Paul Goble
Staunton, Aug. 16 – It has long been recognized around the world that translations of the Bible are more often than not the first written publications in languages that do not have a literary tradition and also that they can be key to the growth and survival of these languages and the peoples who speak them.
Many of what are now major languages in the former Soviet space emerged on the basis of translations of the Bible into the tongues of these languages. The author of these lines has a translation of the Bible into Kyrgyz (Kazakh) that was prepared by the Ilminsky Mission in Kazan in the 1890s.

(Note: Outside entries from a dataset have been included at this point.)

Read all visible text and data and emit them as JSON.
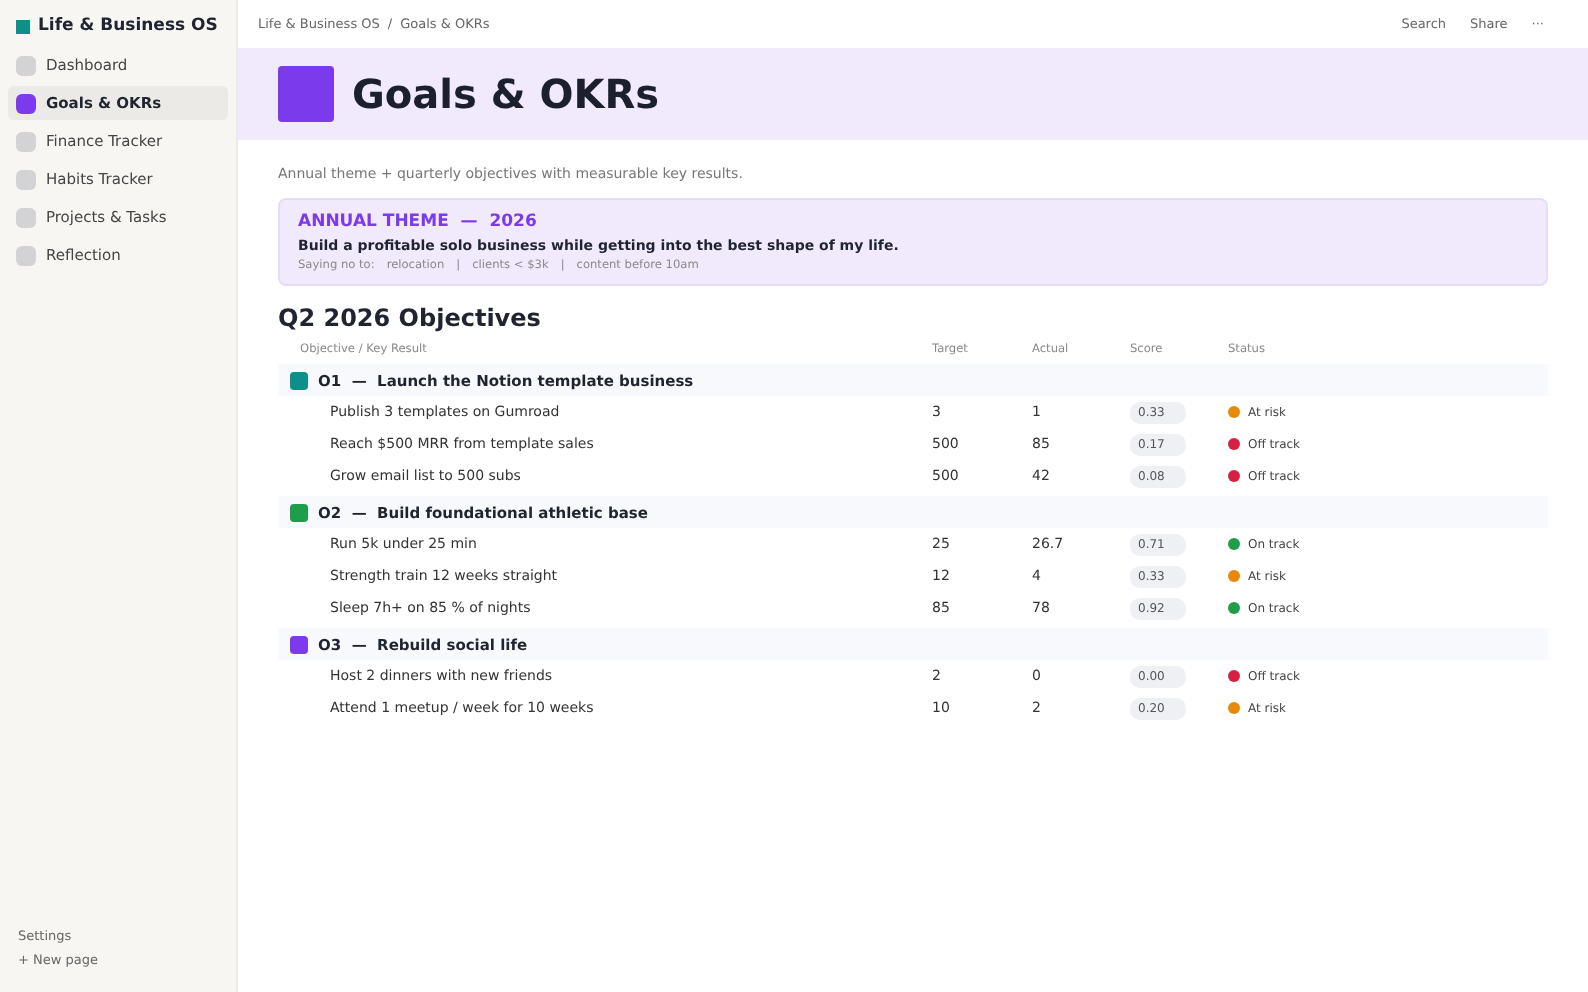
{
  "workspace": {
    "title": "Life & Business OS"
  },
  "sidebar": {
    "items": [
      {
        "label": "Dashboard",
        "selected": false,
        "color": "#d3d3d6"
      },
      {
        "label": "Goals & OKRs",
        "selected": true,
        "color": "#7c3aed"
      },
      {
        "label": "Finance Tracker",
        "selected": false,
        "color": "#d3d3d6"
      },
      {
        "label": "Habits Tracker",
        "selected": false,
        "color": "#d3d3d6"
      },
      {
        "label": "Projects & Tasks",
        "selected": false,
        "color": "#d3d3d6"
      },
      {
        "label": "Reflection",
        "selected": false,
        "color": "#d3d3d6"
      }
    ],
    "footer": [
      "Settings",
      "+  New page"
    ]
  },
  "breadcrumb": [
    "Life & Business OS",
    "/",
    "Goals & OKRs"
  ],
  "top_actions": [
    "Search",
    "Share",
    "···"
  ],
  "page": {
    "title": "Goals & OKRs",
    "description": "Annual theme + quarterly objectives with measurable key results."
  },
  "theme": {
    "heading": "ANNUAL THEME  —  2026",
    "statement": "Build a profitable solo business while getting into the best shape of my life.",
    "saying_no": [
      "Saying no to:",
      "relocation",
      "|",
      "clients < $3k",
      "|",
      "content before 10am"
    ]
  },
  "objectives_title": "Q2 2026 Objectives",
  "table": {
    "columns": [
      "Objective / Key Result",
      "Target",
      "Actual",
      "Score",
      "Status"
    ],
    "objectives": [
      {
        "title": "O1  —  Launch the Notion template business",
        "color": "#0f8f8a",
        "key_results": [
          {
            "name": "Publish 3 templates on Gumroad",
            "target": "3",
            "actual": "1",
            "score": "0.33",
            "status": "At risk",
            "color": "#e8890c"
          },
          {
            "name": "Reach $500 MRR from template sales",
            "target": "500",
            "actual": "85",
            "score": "0.17",
            "status": "Off track",
            "color": "#d61f45"
          },
          {
            "name": "Grow email list to 500 subs",
            "target": "500",
            "actual": "42",
            "score": "0.08",
            "status": "Off track",
            "color": "#d61f45"
          }
        ]
      },
      {
        "title": "O2  —  Build foundational athletic base",
        "color": "#1e9e4a",
        "key_results": [
          {
            "name": "Run 5k under 25 min",
            "target": "25",
            "actual": "26.7",
            "score": "0.71",
            "status": "On track",
            "color": "#1e9e4a"
          },
          {
            "name": "Strength train 12 weeks straight",
            "target": "12",
            "actual": "4",
            "score": "0.33",
            "status": "At risk",
            "color": "#e8890c"
          },
          {
            "name": "Sleep 7h+ on 85 % of nights",
            "target": "85",
            "actual": "78",
            "score": "0.92",
            "status": "On track",
            "color": "#1e9e4a"
          }
        ]
      },
      {
        "title": "O3  —  Rebuild social life",
        "color": "#7c3aed",
        "key_results": [
          {
            "name": "Host 2 dinners with new friends",
            "target": "2",
            "actual": "0",
            "score": "0.00",
            "status": "Off track",
            "color": "#d61f45"
          },
          {
            "name": "Attend 1 meetup / week for 10 weeks",
            "target": "10",
            "actual": "2",
            "score": "0.20",
            "status": "At risk",
            "color": "#e8890c"
          }
        ]
      }
    ]
  }
}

Now a group of Russian scholars has published an article describing the state of Biblical translations for the numerically small languages of the Russian North and Far East and arguing that such translations in particular can be the basis for the survival and revival of these languages:
Veronica A. Razumovskaya, Yulia E. Valkovab and Natalia P. Koptseva “The Translation of the Bible into the Languages of the Indigenous Peoples of the North, Siberia and Far East,” Journal of Siberian Federal University. Humanities & Social Sciences 16(4) (2023): 662–676 at elib.sfu-kras.ru/bitstream/handle/2311/150066/13_Razumovskaya.pdf).
There is enormous support among Christians elsewhere to support the translation of the Bible, and indigenous peoples often welcome this attention and support. But it is not without its critics among these peoples because some fear that whatever they gain linguistically, they lose culturally as members of their nations are culturally transformed even as their languages survive.